The trend for inviting Catholic men in their fifties and sixties to redefine themselves as mental victims of childhood experience is even more pronounced in Ireland and America. In Ireland, the state has explicitly invited its citizens to reimagine themselves as the hapless, unwitting victims of warped Catholic authority. In 1999, the Dublin government unveiled the Commission to Inquire into Child Abuse, which invited Irish-born people around the world to report instances of abuse that they experienced in Catholic reform schools in Ireland between 1914 and 1989. The commission said that such abuse has a ‘debilitating’ impact on individuals, and it listed various adult problems that can be attributed to childhood sexual abuse: ‘poverty, social isolation, alcoholism, mental illness, aggressive behaviour, self-harm, alcohol and substance abuse, and eating disorders’.

Thus, a whole host of social problems, which have myriad causes, are traced back to and blamed on some priests groping children in the 1950s or 1960s. Priestly perversion is held up as something that can warp not only human beings but society itself. It is not surprising that a majority of submissions to the Irish commission concerned the period 1960 to 1969; more than half of all the claims of sexual abuse against boys during the period of 1914 and 1989 were for that decade. That is not because priests suddenly became more abusive in the 1960s than they were in the 1940s and 1950s, but because the people who attended Catholic institutions in the 1960s were in many ways the main target of the commission.

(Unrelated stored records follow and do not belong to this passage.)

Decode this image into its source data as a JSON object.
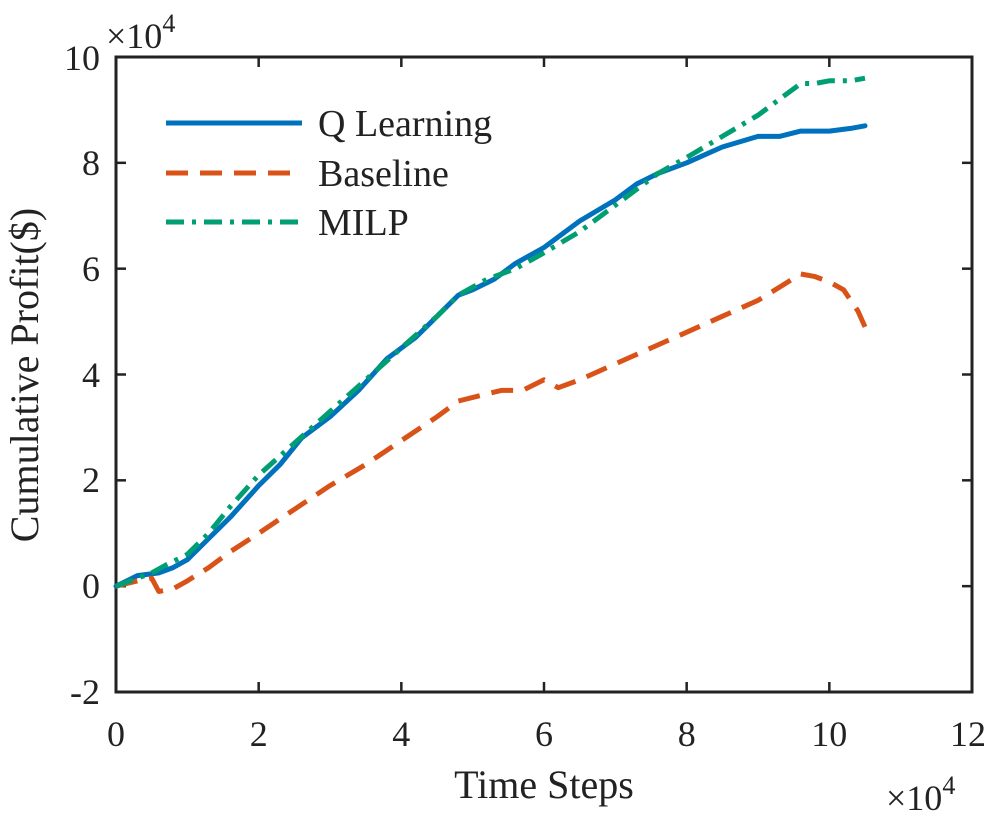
{
  "chart_data": {
    "type": "line",
    "title": "",
    "xlabel": "Time Steps",
    "ylabel": "Cumulative Profit($)",
    "xlim": [
      0,
      12
    ],
    "ylim": [
      -2,
      10
    ],
    "x_multiplier": "×10",
    "y_multiplier": "×10",
    "exponent": "4",
    "x_ticks": [
      "0",
      "2",
      "4",
      "6",
      "8",
      "10",
      "12"
    ],
    "y_ticks": [
      "-2",
      "0",
      "2",
      "4",
      "6",
      "8",
      "10"
    ],
    "legend_position": "top-left",
    "series": [
      {
        "name": "Q Learning",
        "color": "#0072BD",
        "style": "solid",
        "x": [
          0,
          0.3,
          0.6,
          0.8,
          1.0,
          1.3,
          1.6,
          2.0,
          2.3,
          2.6,
          3.0,
          3.4,
          3.8,
          4.2,
          4.5,
          4.8,
          5.0,
          5.3,
          5.6,
          6.0,
          6.5,
          7.0,
          7.3,
          7.6,
          8.0,
          8.5,
          9.0,
          9.3,
          9.6,
          10.0,
          10.3,
          10.5
        ],
        "y": [
          0,
          0.2,
          0.25,
          0.35,
          0.5,
          0.9,
          1.3,
          1.9,
          2.3,
          2.8,
          3.2,
          3.7,
          4.3,
          4.7,
          5.1,
          5.5,
          5.6,
          5.8,
          6.1,
          6.4,
          6.9,
          7.3,
          7.6,
          7.8,
          8.0,
          8.3,
          8.5,
          8.5,
          8.6,
          8.6,
          8.65,
          8.7
        ]
      },
      {
        "name": "Baseline",
        "color": "#D95319",
        "style": "dashed",
        "x": [
          0,
          0.3,
          0.5,
          0.6,
          0.8,
          1.0,
          1.3,
          1.6,
          2.0,
          2.5,
          3.0,
          3.5,
          4.0,
          4.5,
          4.8,
          5.1,
          5.4,
          5.7,
          6.0,
          6.2,
          6.5,
          7.0,
          7.5,
          8.0,
          8.5,
          9.0,
          9.3,
          9.6,
          9.8,
          10.0,
          10.2,
          10.4,
          10.5
        ],
        "y": [
          0,
          0.1,
          0.15,
          -0.1,
          -0.05,
          0.1,
          0.35,
          0.65,
          1.0,
          1.45,
          1.9,
          2.3,
          2.75,
          3.2,
          3.5,
          3.6,
          3.7,
          3.7,
          3.9,
          3.75,
          3.9,
          4.2,
          4.5,
          4.8,
          5.1,
          5.4,
          5.65,
          5.9,
          5.85,
          5.75,
          5.6,
          5.2,
          4.9
        ]
      },
      {
        "name": "MILP",
        "color": "#009E73",
        "style": "dashdot",
        "x": [
          0,
          0.3,
          0.5,
          0.7,
          1.0,
          1.3,
          1.6,
          2.0,
          2.5,
          3.0,
          3.5,
          4.0,
          4.5,
          4.8,
          5.2,
          5.6,
          6.0,
          6.5,
          7.0,
          7.3,
          7.6,
          8.0,
          8.5,
          9.0,
          9.3,
          9.6,
          9.8,
          10.0,
          10.3,
          10.5
        ],
        "y": [
          0,
          0.15,
          0.25,
          0.4,
          0.6,
          1.0,
          1.5,
          2.1,
          2.7,
          3.3,
          3.9,
          4.5,
          5.1,
          5.5,
          5.8,
          6.0,
          6.3,
          6.7,
          7.2,
          7.5,
          7.8,
          8.1,
          8.5,
          8.9,
          9.2,
          9.5,
          9.5,
          9.55,
          9.55,
          9.6
        ]
      }
    ]
  }
}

They would have been in their mid-forties to mid-fifties when the commission kicked off in 1999 and many of them would have suffered long-term unemployment, health problems and other disappointments. Reporting their misfortunes to the commission offered them the chance not only of getting financial compensation, but also of validating their difficult life experiences as a result of their having been abused.

In such a climate, is it not inevitable that some people will make these revelations, not for the sake of transparency or establishing an on-the-record account of what was done in certain Catholic institutions, but as a way of absolving themselves? The cult of revelation presents itself as being in the interests of the victim, but in fact it can have a pernicious impact on their lives. It encourages them to relinquish responsibility for their adult experiences and urges them to embrace the worst kind of fatalism.

This is a dangerous and destructive dynamic. It benefits no one, except perhaps the therapeutic and publishing industries, which make money from terrible deeds and pornographic, tell-all memoirs. It is time, surely, to make a distinction between transparency and titillation, between the perfectly acceptable demand that the Church account for its past actions and the transformation of those past actions into entertainment for the public. Of course anyone who was abused by a priest who is still alive and active should feel free to complain or press charges as they see fit, and the Church should cease its habit of shifting guilty priests from one parish or school to another. But for those adults who were abused decades ago by now frail or deceased priests, I believe that they would be better off keeping it private, rather than letting it all hang out on BBC TV.